To this effect, Himberg’s next chapter, “Advocacy: Hitching Activism to Modern Family’s Gay Wedding” analyzes the Human Rights Campaign’s (HRC) and American Civil Liberty Union’s (ACLU) strategic use of actors Jesse Tyler Ferguson and Eric Stonestreet, who play a same-sex couple on ABC’s hit sitcom Modern Family, to promote their 2012 gay marriage efforts. The stars participated largely due to a “happy accident,” Himberg determines, and the HRC took advantage of their surprise response/agreement to “[draw] on the popularity of the show and on the data showing increased support for marriage equality … [to reach] potentially new supporters and donors” (p. 70) in advance of Supreme Court decisions on California’s Proposition 8 and the federal Defense of Marriage Act (DOMA). She also identifies conflicts within the ranks, such as the ACLU’s denouncing the Modern Family frame as frivolous. In the end, that organization’s criticisms of Tyler Ferguson’s and Stonestreet’s participation, her sources suggest, deflated the campaign’s activist energy. Himberg, therefore, indicates that pushing aside the cross-coalitional appeal of popular television can fracture strategic coalitions.
This thesis also shapes following chapters on covert advocacy and tactical advertising. In “Diversity: Under the Radar Activism and the Crafting of Sexual Identities,” Himberg interviews publicist Howard Bragman to shed light on how celebrities manage coming out. She details “a form of activism in some of Bragman’s choices … [that reveal] subtle and diverse articulations of sexual and gender identity as well as the complex meanings of coming out today” (p. 91). Bragman, the author illustrates, recognizes many nuances of celebrities’ sexual personas and has clashed with the gay community by publicly negotiating “queer” identified media figures’ later relationships with opposite-sex partners. These managerial tactics, she notes, defy a discursively smooth transition from presumed heterosexuality to “true” sexual identity but also incite ruptures amongst LGBTQ contingents. Himberg’s final chapter on the unsuccessful “No on Proposition 8” campaign in 2008 underscores this point. It employs the perspectives of Steve Smith, the effort’s lead consultant, and other principal strategists to lay out the irony that LGBTQ organizations’ demand for direct gay and lesbian visibility in “No on 8” ads crippled the campaign’s appeal to tolerance amongst undecided straight voters.

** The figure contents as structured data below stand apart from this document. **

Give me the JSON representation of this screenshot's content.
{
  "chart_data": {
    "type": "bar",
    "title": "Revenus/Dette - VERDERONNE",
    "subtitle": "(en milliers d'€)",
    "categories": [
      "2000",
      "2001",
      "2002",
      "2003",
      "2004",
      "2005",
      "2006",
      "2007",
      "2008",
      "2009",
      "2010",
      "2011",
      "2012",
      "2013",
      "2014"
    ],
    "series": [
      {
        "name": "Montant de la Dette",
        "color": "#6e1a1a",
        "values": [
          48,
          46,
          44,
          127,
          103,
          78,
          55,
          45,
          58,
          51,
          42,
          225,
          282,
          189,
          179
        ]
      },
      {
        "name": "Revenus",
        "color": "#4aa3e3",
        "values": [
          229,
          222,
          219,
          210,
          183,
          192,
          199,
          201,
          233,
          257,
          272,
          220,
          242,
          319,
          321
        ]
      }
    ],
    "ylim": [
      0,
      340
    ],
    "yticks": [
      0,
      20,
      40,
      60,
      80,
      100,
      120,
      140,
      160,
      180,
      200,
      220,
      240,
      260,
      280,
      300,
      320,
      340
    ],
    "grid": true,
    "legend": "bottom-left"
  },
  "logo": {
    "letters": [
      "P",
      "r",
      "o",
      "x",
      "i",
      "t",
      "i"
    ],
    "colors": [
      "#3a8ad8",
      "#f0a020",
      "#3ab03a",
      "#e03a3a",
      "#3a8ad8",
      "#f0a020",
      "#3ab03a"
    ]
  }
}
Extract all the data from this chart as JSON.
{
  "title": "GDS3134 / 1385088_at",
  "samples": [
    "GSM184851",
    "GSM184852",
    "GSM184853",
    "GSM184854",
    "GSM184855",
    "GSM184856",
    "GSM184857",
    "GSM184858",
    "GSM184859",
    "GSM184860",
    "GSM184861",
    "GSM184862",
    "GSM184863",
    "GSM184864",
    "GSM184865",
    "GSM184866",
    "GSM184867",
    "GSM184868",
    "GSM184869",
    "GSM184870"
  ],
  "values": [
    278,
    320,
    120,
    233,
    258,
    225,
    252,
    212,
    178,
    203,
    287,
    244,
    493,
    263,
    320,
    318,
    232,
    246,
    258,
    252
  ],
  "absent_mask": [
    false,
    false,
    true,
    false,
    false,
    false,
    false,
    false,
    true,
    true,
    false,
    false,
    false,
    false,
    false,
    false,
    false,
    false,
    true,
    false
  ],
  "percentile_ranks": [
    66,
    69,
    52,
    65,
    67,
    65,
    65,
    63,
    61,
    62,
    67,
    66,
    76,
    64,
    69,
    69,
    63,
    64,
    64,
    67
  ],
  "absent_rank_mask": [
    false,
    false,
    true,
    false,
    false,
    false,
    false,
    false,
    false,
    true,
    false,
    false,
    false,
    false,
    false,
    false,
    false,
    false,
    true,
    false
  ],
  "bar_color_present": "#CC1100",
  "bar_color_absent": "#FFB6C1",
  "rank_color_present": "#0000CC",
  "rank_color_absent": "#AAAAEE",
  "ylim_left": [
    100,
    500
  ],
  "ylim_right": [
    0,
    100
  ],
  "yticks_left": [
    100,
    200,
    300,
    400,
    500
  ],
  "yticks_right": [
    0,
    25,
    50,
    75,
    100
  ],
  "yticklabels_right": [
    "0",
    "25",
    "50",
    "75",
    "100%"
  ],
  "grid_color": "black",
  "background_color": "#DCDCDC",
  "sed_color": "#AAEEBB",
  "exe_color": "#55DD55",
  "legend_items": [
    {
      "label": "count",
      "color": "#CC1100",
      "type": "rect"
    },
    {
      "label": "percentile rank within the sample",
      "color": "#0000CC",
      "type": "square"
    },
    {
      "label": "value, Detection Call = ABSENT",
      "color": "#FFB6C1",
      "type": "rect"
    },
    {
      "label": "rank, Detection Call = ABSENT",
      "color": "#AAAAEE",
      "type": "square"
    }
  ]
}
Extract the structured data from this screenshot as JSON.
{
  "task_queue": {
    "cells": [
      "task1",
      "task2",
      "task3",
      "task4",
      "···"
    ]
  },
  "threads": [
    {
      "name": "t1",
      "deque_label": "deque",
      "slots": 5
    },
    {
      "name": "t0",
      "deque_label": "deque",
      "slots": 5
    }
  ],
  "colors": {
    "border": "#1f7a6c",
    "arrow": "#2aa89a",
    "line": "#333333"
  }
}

In detailing how advertising went “off message,” Himberg cogently “moves away from the critique that the mainstream media operates solely in the service of normalizing—even commoditizing—LGBT media campaigns” (p. 108). In fact, she invokes earlier television spots, which many in the community deemed too exclusive of sexual minorities, that actually validated internal dissonance and political ambiguity.
Himberg’s evocative conclusions suggest how “post-gay” rhetoric becomes more difficult to sustain following the 2016 presidential election. At the same time, she highlights how its inherent paradoxes and tensions, rather than its coherence, have inflected 21st-century media all along. The pleasures of Himberg’s book unfold in her exploration of and participation in these messy contradictions of the television industry.